Des images récemment diffusées révèlent la souffrance dans l’industrie ovine en Australie
Des images exclusives, filmées par PETA Asie à l’intérieur d’une exploitation d’agneaux en Australie, révèlent des agneaux morts ou mourants, certains couverts de sang, d’autres couverts de mouches alors que leur corps pourrit sous un soleil de plomb.
Des employés ont également été filmés en train de traîner des agneaux sur le sol en béton en les tirant par leurs membres fragiles, des scènes qui rappellent étrangement les enquêtes de PETA sur l’industrie de la laine en Australie et ailleurs dans le monde.
Un jour comme les autres dans l’industrie ovine
Ces nouvelles images ne révèlent pas des cas isolés : elles reflètent des pratiques courantes dans l’industrie de la viande.
En Australie, plus de 20 millions d’agneaux sont abattus pour leur chair chaque année. La plupart sont élevés en pâturage extensif avant d’être emmenés dans des parcs d’engraissement (similaires à des élevage intensif), puis envoyés à l’abattoir.

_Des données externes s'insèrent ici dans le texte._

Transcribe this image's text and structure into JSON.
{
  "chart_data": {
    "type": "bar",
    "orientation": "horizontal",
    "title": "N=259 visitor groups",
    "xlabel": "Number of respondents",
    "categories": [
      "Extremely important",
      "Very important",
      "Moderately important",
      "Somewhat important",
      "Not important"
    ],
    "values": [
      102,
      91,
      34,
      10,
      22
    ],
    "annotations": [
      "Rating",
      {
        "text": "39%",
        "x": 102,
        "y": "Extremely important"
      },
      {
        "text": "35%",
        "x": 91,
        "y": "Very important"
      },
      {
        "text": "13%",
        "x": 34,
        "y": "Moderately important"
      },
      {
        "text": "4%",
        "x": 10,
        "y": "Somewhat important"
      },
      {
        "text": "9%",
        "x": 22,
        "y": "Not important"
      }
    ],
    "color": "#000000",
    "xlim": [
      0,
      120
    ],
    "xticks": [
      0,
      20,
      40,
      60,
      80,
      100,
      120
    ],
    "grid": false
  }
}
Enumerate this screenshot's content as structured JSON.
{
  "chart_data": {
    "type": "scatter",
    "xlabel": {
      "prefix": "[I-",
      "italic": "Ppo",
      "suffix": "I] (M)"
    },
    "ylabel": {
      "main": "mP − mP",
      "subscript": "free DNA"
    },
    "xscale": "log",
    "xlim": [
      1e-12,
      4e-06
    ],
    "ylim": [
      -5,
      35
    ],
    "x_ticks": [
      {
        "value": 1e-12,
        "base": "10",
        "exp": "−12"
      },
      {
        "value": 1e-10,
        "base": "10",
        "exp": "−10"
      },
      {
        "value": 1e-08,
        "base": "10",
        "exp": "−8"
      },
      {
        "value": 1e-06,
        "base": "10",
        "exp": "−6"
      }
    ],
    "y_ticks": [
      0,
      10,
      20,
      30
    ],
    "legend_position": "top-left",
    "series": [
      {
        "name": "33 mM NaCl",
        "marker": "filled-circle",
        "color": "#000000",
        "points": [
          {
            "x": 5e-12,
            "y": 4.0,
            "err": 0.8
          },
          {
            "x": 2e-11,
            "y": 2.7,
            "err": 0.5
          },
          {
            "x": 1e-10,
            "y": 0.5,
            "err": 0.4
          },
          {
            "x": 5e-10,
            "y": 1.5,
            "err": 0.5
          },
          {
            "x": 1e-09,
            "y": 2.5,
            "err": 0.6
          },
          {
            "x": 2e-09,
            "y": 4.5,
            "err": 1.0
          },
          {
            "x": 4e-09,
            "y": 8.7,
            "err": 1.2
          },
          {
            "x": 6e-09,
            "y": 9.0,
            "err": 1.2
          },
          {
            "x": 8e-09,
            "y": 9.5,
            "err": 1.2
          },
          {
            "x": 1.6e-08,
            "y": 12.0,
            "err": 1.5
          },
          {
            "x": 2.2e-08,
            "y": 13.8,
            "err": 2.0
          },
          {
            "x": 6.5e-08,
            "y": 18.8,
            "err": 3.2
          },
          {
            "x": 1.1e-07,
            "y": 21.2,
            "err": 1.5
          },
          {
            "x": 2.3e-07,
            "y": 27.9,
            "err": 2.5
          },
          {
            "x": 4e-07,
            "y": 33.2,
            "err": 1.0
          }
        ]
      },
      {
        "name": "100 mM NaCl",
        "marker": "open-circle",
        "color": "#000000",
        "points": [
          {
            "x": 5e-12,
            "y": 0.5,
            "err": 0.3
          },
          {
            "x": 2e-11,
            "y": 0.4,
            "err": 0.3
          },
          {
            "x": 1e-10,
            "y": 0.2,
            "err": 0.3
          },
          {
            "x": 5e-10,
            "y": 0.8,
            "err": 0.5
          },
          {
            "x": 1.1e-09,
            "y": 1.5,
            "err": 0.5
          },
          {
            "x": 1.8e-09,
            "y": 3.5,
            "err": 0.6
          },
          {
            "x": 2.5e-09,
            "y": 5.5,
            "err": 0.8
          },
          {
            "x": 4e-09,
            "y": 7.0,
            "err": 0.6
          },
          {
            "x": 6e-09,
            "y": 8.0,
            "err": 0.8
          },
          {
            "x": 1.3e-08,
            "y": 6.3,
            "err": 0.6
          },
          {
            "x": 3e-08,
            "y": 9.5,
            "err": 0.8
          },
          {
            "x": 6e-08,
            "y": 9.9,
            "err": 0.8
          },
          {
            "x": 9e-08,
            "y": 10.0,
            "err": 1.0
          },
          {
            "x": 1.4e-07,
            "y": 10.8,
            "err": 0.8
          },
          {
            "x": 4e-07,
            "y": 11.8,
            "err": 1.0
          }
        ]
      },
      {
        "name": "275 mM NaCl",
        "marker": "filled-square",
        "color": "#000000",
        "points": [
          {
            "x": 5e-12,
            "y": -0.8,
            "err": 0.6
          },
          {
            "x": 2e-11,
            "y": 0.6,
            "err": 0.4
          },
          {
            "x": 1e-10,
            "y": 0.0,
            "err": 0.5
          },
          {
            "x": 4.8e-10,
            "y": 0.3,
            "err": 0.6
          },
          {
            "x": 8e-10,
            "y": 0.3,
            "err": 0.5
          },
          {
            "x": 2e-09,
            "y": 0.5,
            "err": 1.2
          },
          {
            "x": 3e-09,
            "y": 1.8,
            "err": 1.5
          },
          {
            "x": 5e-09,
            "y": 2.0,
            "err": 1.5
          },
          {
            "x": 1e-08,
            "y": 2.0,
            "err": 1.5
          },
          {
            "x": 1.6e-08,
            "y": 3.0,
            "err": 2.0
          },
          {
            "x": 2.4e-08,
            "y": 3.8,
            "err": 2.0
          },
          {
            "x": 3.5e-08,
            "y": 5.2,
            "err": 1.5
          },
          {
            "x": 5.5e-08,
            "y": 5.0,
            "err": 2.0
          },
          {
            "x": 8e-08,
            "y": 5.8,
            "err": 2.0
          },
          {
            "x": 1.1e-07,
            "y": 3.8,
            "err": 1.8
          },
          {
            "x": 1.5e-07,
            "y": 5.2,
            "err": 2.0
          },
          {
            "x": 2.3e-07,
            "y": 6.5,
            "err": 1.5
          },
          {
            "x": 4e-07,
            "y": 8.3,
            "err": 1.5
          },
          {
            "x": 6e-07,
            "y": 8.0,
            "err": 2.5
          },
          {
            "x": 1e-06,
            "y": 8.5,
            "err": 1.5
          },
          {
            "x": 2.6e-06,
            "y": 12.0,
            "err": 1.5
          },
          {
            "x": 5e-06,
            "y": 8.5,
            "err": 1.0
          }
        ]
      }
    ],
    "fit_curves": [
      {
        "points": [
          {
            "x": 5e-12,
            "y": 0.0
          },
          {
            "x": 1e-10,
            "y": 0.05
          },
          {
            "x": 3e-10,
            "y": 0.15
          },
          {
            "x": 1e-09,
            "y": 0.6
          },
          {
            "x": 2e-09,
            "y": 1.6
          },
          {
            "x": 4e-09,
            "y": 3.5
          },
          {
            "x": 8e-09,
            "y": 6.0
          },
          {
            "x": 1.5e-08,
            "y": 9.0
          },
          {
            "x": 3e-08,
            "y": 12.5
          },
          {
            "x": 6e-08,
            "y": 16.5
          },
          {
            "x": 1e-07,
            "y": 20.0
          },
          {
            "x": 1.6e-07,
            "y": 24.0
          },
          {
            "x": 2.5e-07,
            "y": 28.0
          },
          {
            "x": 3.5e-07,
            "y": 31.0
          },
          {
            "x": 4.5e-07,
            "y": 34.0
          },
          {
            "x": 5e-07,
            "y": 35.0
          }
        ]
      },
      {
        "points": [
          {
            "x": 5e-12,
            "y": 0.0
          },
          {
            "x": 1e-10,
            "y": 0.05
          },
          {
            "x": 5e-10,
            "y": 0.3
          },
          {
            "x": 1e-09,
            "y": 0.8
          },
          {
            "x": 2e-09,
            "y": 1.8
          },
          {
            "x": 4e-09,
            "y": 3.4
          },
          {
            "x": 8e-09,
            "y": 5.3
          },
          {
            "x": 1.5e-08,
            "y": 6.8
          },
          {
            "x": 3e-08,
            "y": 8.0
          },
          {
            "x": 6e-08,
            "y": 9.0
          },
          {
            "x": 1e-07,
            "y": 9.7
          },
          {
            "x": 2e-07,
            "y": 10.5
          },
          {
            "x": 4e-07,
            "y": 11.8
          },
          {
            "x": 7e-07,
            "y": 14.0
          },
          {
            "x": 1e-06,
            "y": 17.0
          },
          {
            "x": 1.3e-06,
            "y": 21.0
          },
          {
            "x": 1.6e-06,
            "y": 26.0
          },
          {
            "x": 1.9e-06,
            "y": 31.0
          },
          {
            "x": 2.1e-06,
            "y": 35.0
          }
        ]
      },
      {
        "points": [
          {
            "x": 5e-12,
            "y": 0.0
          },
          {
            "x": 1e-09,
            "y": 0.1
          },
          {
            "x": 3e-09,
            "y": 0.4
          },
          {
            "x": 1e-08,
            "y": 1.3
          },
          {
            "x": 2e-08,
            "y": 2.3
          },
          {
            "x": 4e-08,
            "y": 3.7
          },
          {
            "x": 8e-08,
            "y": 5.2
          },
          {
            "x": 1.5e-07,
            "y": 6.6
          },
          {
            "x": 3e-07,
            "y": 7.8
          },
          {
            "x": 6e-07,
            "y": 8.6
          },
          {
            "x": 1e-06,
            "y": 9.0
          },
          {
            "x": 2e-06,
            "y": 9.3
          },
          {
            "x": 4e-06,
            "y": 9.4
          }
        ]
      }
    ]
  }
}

Les parcs d’engraissement en plein air manquent généralement d’ombre, exposant les animaux aux conditions climatiques extrêmes du pays, tandis que ceux en intérieur stressent les moutons en leur offrant un espace insuffisant, sans possibilité de faire de l’exercice, de brouter ou de se reposer confortablement.
À seulement six à huit mois, les agneaux sont poussés de force dans des camions et transportés sans eau ni nourriture pendant de longs trajets vers l’abattoir, où ils sont traînés, hurlant, jusqu’à la salle d’abattage, où on leur égorge.
En France, ils sont près de 4 millions à être abattus chaque année.

Des agneaux australiens mutilés dès la naissance
Les brebis sont attentionnées et restent naturellement proches de leurs petits jusqu’à six mois, mais l’industrie alimentaire ne leur en laisse pas la possibilité.
Arrachés à leur mère, environ un quart des agneaux nouveau-nés (soit entre 10 et 15 millions d’animaux chaque année) meurent de faim ou de froid dans les 48 heures suivant leur naissance, selon les estimations de l’industrie australienne.
Ceux qui survivent subissent des mutilations douloureuses comme la caudectomie (coupe de la queue) ou la castration, souvent sans aucune forme d’anesthésie ou de soulagement de la douleur.
Comme pour tous les animaux dans l’industrie de la viande, l’élevage des agneaux vise à maximiser la rentabilité pour les éleveurs. Le bien-être animal passe donc au second plan, malgré les affirmations contraires.
Les mutilations constituent une solution de facilité et bon marché aux problématiques de bien‑être, en lieu et place de méthodes améliorant réellement la vie des agneaux.
Vous pouvez nous aider à sauver les agneaux
Vous pouvez aider les agneaux en ne portant jamais de laine et en optant pour des alternatives véganes gourmandes.